West-coast avant-garde trumpeter/flugelhornist/composer Kris Tiner has appeared on 25 recordings for mostly small independent and self-published labels. He has been heard on MTV and Comedy Central and his numerous awards - from the American Society of Composers, Authors and Publishers (ASCAP), the International Association of Jazz Educators (IAJE), and Betty Carter's Jazz Ahead program - all speak to the seriousness with which Tiner approaches his art. Some of the artists he has worked with include Leroy Jenkins, Wadada Leo Smith, Kim Richmond, Michael Vlatkovich, Pete Christlieb, the Joe LaBarbera Quintet and The Jeff Kaiser Ockodektet.
Guitarist Mike Baggetta is from Massachusetts. He earned a Bachelor of Music degree in Jazz Studies from Rutgers University and is currently completing studies for his Master of Music degree there while living in New York. Among the artists he has worked with include Conrad Herwig, Tom Harrell, Bucky Pizzarelli and Ruth Brown.
There, Just As You Look For It is free-jazz, ala Paul Bley and Evan Parker, conceived within traditional compositional boundaries. Amongst the caterwauling, wailing, spleeches, splops and sploops, these two avant-garde artists manage to create, in no uncertain terms, a true musical dialogue. No this isn’t, in any sense of the notion, your father’s jazz. Their precision in playing lines of like-mind and character, as well as their honed and shared sense of musical proportion is remarkable. Their common bond is best expressed in those pieces when one can easily hear the compositional process in play. "A Delicate Touch," for example, opens with a true trumpet melody with guitar accompaniment. As to whether the music is improvised or written is not the point, what matters is the shared sense of concept that pervades the entire piece as it unfolds. From there the music moves off to unison rhythmic lines followed by introspection before returning back to the concept of true melody with accompaniment. That their harmonic and technical language is not bound by the traditional is just added gravy. Tiner and Baggetta work in the same manner the early serial composers worked, by taking the traditional concepts of music and superimposing a new harmonic/sound language.
When viewing the entire CD as a suite it’s remarkable how each piece leads to the next. Baggetta’s uniquely expressive, read introspective here, solo on "Your Aftermath" leads exquisitely into the "Quadrants" four-movement suite. The same can be said for the way "Caffeinated Weasels" leads so perfectly into "One More Chance." Happenstance is not in the musical lexicon of these artists.

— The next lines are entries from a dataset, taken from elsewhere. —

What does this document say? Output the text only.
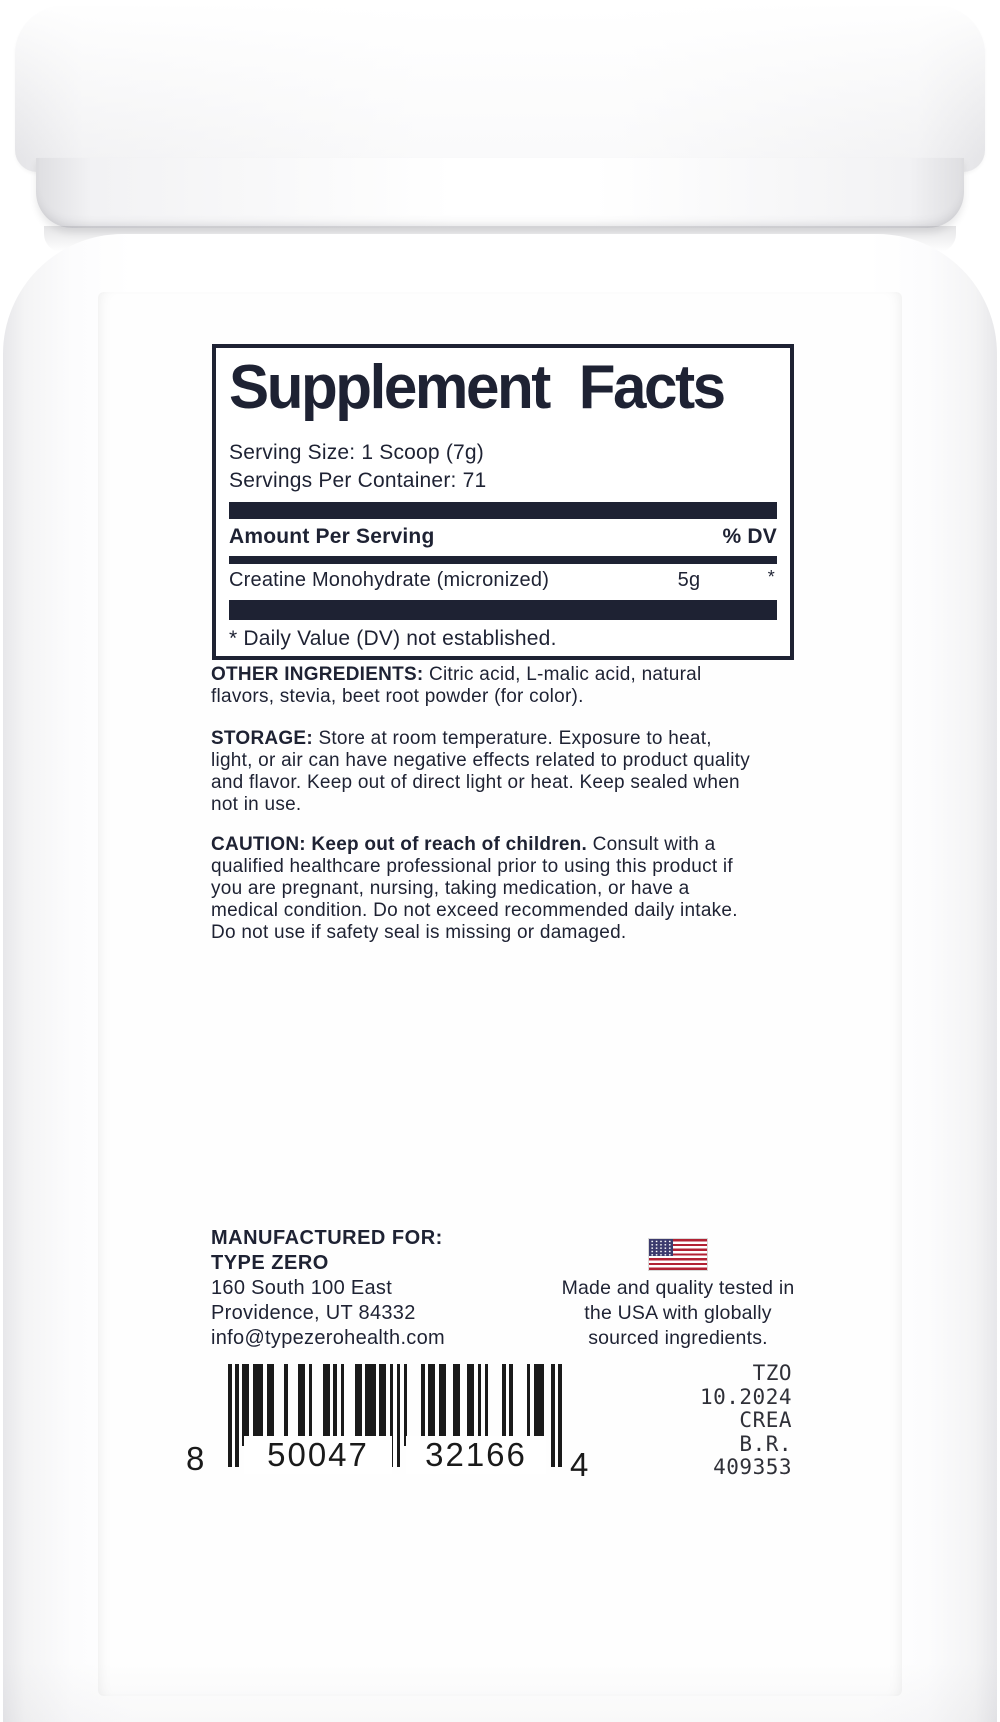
Supplement Facts
Serving Size: 1 Scoop (7g)
Servings Per Container: 71
Amount Per Serving	% DV
Creatine Monohydrate (micronized)	5g	*
* Daily Value (DV) not established.
OTHER INGREDIENTS: Citric acid, L-malic acid, natural flavors, stevia, beet root powder (for color).
STORAGE: Store at room temperature. Exposure to heat, light, or air can have negative effects related to product quality and flavor. Keep out of direct light or heat. Keep sealed when not in use.
CAUTION: Keep out of reach of children. Consult with a qualified healthcare professional prior to using this product if you are pregnant, nursing, taking medication, or have a medical condition. Do not exceed recommended daily intake. Do not use if safety seal is missing or damaged.
MANUFACTURED FOR:
TYPE ZERO
160 South 100 East
Providence, UT 84332
info@typezerohealth.com
Made and quality tested in the USA with globally sourced ingredients.
50047	32166
8	4
TZO
10.2024
CREA
B.R.
409353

Whether all of the music contained on the disc works is almost not the point. Sure, there are sections when they should have self-edited a little more - Tiner gets a little pedantic on "WE" and Baggetta a bit repetitive during "The Road To El Paso" - but you don’t come to this kind of music for succinctness. If you want to open your ears this is a good place to start, but remember you have to approach this music with open ears.